The formulas, in one line each

These all assume you have a list of incidents over some time window (a quarter is typical):

  • MTTD = sum of (detected − started) / number of incidents
  • MTTA = sum of (acknowledged − detected) / number of incidents
  • MTTR = sum of (resolved − started) / number of incidents
  • MTBF = total uptime in the period / number of incidents

Two warnings about the formulas. First: "mean" is a brittle statistic for incidents because incident durations are heavily right-skewed — one 12-hour outage will dominate three months of 15-minute ones. Most mature teams report the median (P50) and 95th percentile (P95) alongside the mean. Second: dividing by "number of incidents" over a quarter implies you have enough incidents for the average to be meaningful. If you had two outages last quarter, you don't have an MTTR — you have two data points.

A word on MTTF (Mean Time To Failure)

MTTF is the manufacturing equivalent of MTBF, used for components that don't get repaired — they just fail and are replaced. In software you'll almost never need it: SaaS services don't have a "final" failure, they have outages followed by recoveries. If a vendor or interview question asks about MTTF, they probably mean MTBF and you can answer accordingly.

Which metrics are actually worth tracking

Pragmatically: MTTD and MTTR are the two that move. They're where engineering investment shows up. MTBF is largely a function of how complex your system is and how often you ship — useful for trend-watching, not for improvement targets.

MTTD: where monitoring earns its keep

If your MTTD is high (10+ minutes), you're either checking too infrequently, alerting on the wrong things, or both. The biggest improvements come from cheap changes: shorter check intervals (5-minute → 30-second), monitoring the surfaces customers actually use (the signup flow, not just the homepage), and adding multi-region quorum so you stop ignoring alerts as flaky.

MTTR: where culture and tooling meet

MTTR has two stages: get the right person looking and let that person fix it. The first is escalation and on-call discipline (covered in our on-call setup post). The second is runbooks, observability, and the ability to roll back deploys. Teams with high MTTR almost always have one of three problems: nobody knows what changed, nobody knows where to look, or the rollback path is theoretical.

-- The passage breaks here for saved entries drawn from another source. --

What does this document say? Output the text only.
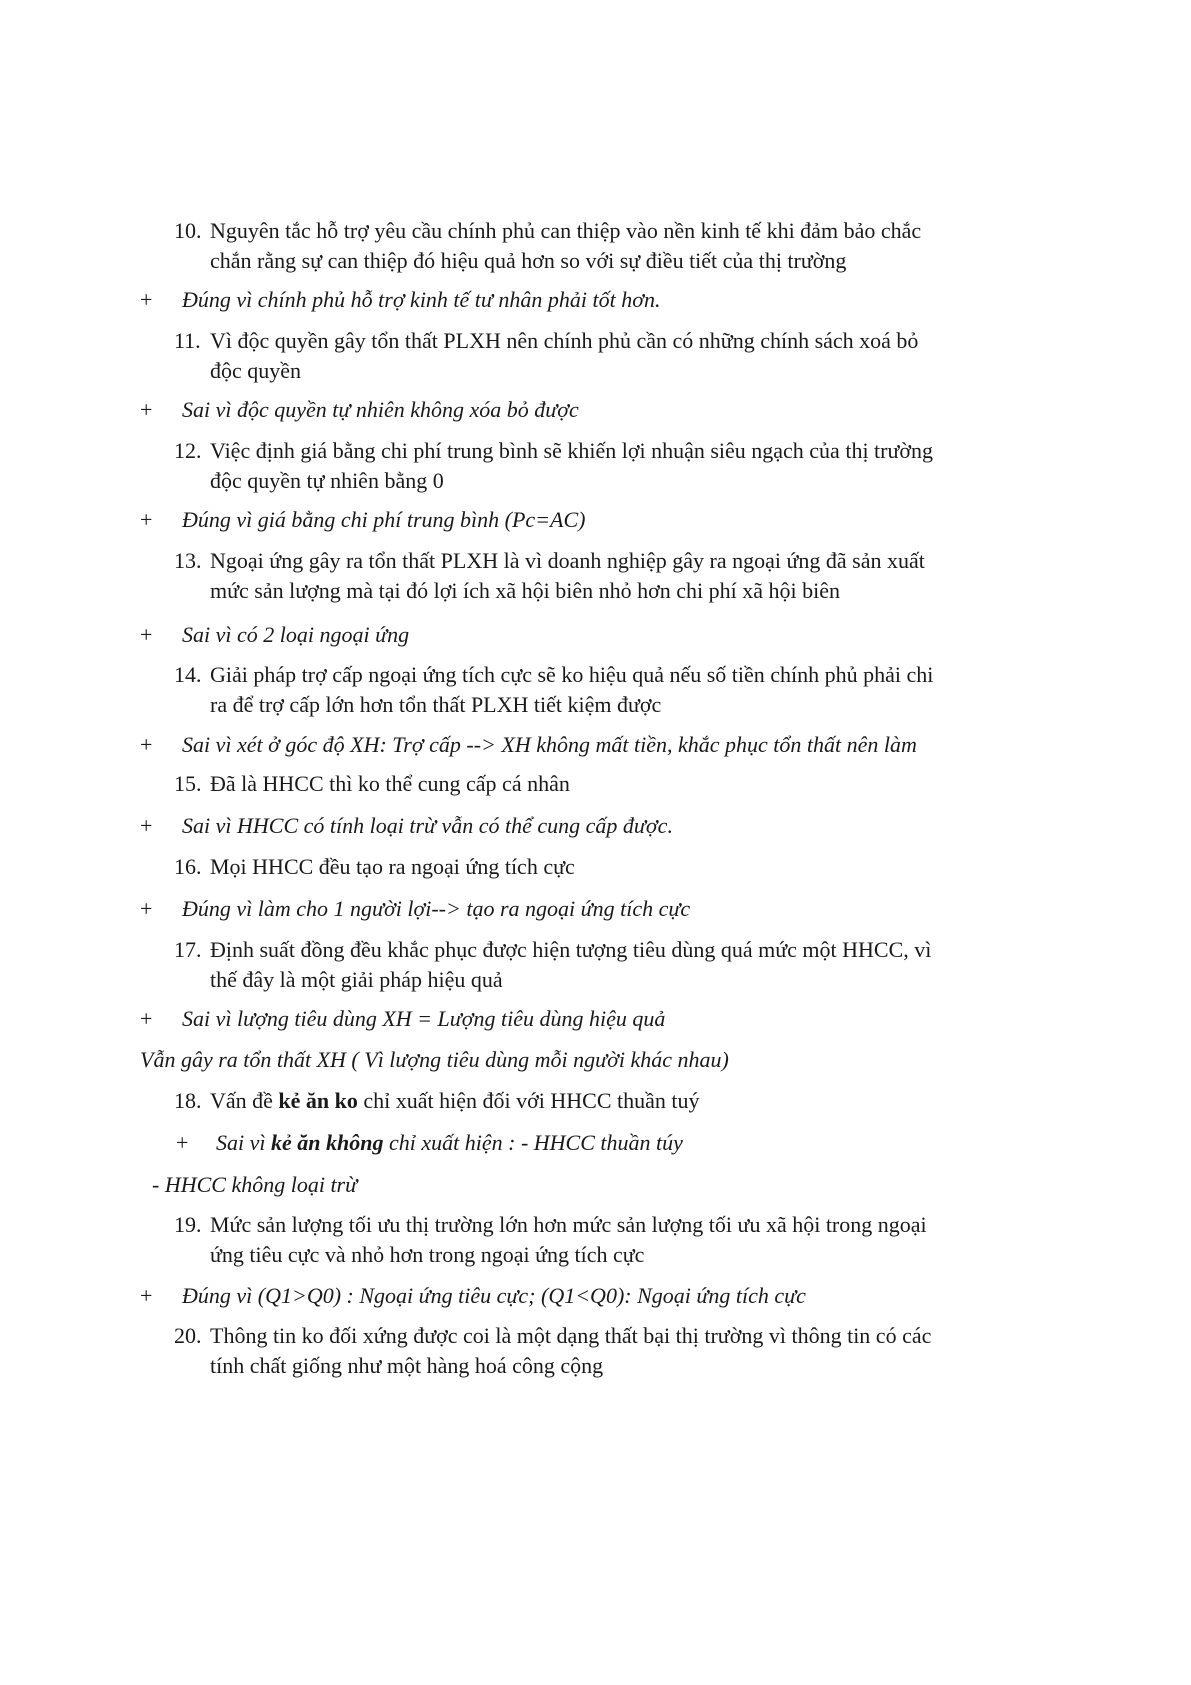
10. Nguyên tắc hỗ trợ yêu cầu chính phủ can thiệp vào nền kinh tế khi đảm bảo chắc
chắn rằng sự can thiệp đó hiệu quả hơn so với sự điều tiết của thị trường
+ Đúng vì chính phủ hỗ trợ kinh tế tư nhân phải tốt hơn.
11. Vì độc quyền gây tổn thất PLXH nên chính phủ cần có những chính sách xoá bỏ
độc quyền
+ Sai vì độc quyền tự nhiên không xóa bỏ được
12. Việc định giá bằng chi phí trung bình sẽ khiến lợi nhuận siêu ngạch của thị trường
độc quyền tự nhiên bằng 0
+ Đúng vì giá bằng chi phí trung bình (Pc=AC)
13. Ngoại ứng gây ra tổn thất PLXH là vì doanh nghiệp gây ra ngoại ứng đã sản xuất
mức sản lượng mà tại đó lợi ích xã hội biên nhỏ hơn chi phí xã hội biên
+ Sai vì có 2 loại ngoại ứng
14. Giải pháp trợ cấp ngoại ứng tích cực sẽ ko hiệu quả nếu số tiền chính phủ phải chi
ra để trợ cấp lớn hơn tổn thất PLXH tiết kiệm được
+ Sai vì xét ở góc độ XH: Trợ cấp --> XH không mất tiền, khắc phục tổn thất nên làm
15. Đã là HHCC thì ko thể cung cấp cá nhân
+ Sai vì HHCC có tính loại trừ vẫn có thể cung cấp được.
16. Mọi HHCC đều tạo ra ngoại ứng tích cực
+ Đúng vì làm cho 1 người lợi--> tạo ra ngoại ứng tích cực
17. Định suất đồng đều khắc phục được hiện tượng tiêu dùng quá mức một HHCC, vì
thế đây là một giải pháp hiệu quả
+ Sai vì lượng tiêu dùng XH = Lượng tiêu dùng hiệu quả
Vẫn gây ra tổn thất XH ( Vì lượng tiêu dùng mỗi người khác nhau)
18. Vấn đề kẻ ăn ko chỉ xuất hiện đối với HHCC thuần tuý
+ Sai vì kẻ ăn không chỉ xuất hiện : - HHCC thuần túy
- HHCC không loại trừ
19. Mức sản lượng tối ưu thị trường lớn hơn mức sản lượng tối ưu xã hội trong ngoại
ứng tiêu cực và nhỏ hơn trong ngoại ứng tích cực
+ Đúng vì (Q1>Q0) : Ngoại ứng tiêu cực; (Q1<Q0): Ngoại ứng tích cực
20. Thông tin ko đối xứng được coi là một dạng thất bại thị trường vì thông tin có các
tính chất giống như một hàng hoá công cộng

Reasonable targets for a small team

Rough numbers for a B2B SaaS with one or two on-call engineers:

  • MTTD: < 2 minutes for customer-facing surfaces, < 10 minutes for background jobs.
  • MTTA: < 5 minutes during business hours, < 10 minutes overnight.
  • MTTR: P50 under 30 minutes, P95 under 4 hours. Anything past 4 hours is usually a dependency failure outside your control or a database problem requiring restore.
  • MTBF: Treat as a lagging indicator. Use it to validate that reliability work is helping, not as a target.

A simple monthly reliability report

Most teams over-engineer this. A two-page monthly report is plenty:

  • Total uptime % vs your stated SLO (see our SLA vs SLO vs SLI guide).
  • Number of incidents by severity (SEV1/SEV2/SEV3).
  • MTTD and MTTR — median and P95 — month over month.
  • Top three contributors to downtime, with a one-line summary each.
  • One callout: what changed this month, what we're changing next.

Where to go from here

If you don't have any of these numbers yet, start with two: track MTTD via your monitoring tool (most expose this in their alert log) and MTTR via your incident tracker. Three months in, you'll have enough data to spot trends — and you'll know which way to push them.